An effort to restore the buildings in a timely manner would result in significant debt for the college with initial projections exceeding $2.5 million. Currently, neither building contains the heating or cooling systems needed for energy efficient consumption. The college regrets that these outdated systems have resulted in excessive utilities and energy waste that have led the college to discontinue use of these facilities. Retaining vacant buildings for an extended time also poses a liability for the college which cannot continue indefinitely. As the college continues to grow, it hopes to explore alternative plans for both properties that would better serve students and the surrounding community.
Greenville College continues to remodel buildings on campus by enhancing classroom space, adding security features, and making updates to comply with all state and federal codes. In 2002, the college refurbished the former Coast to Coast Hardware store on Beaumont Avenue to provide classrooms, offices, gallery and studio space for the art department. In 2005, Greenville College spent approximately $435,000 to restore Almira House because of its historical significance in the community. While the building houses the president's office, it also contains the Bock sculpture museum which is open weekdays free of charge to the public.

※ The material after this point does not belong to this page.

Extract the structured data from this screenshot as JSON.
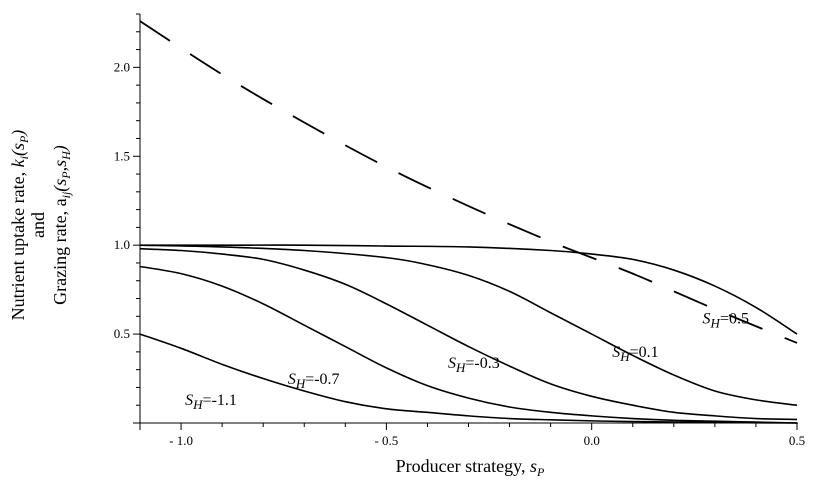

The college spent just under $4 million on renovations last summer. Projects included a complete renovation of Joy Hall, two new classrooms in the Dietzman Center, replacing the library roof and air conditioning system, and remodeling sections of Burritt Hall and Dallas Annex. The school also purchased and remodeled the Prairie Street Center, formerly the Bond County Health Department, to house our intensive English learning program, information technology and marketing departments. Just behind the Bass-Mollett building, in October, the college opened a beautiful new half-mile walking trail and disc golf course open daily free to the public. Greenville College plans to continue responsible investment in facilities and maintenance to offer the best possible service for students while providing an attractive setting for the community. "It is our desire to be the best neighbors possible in this community," stated President Larry Linamen. "It is our hope that the community will benefit from the hard work we are doing to upgrade our campus."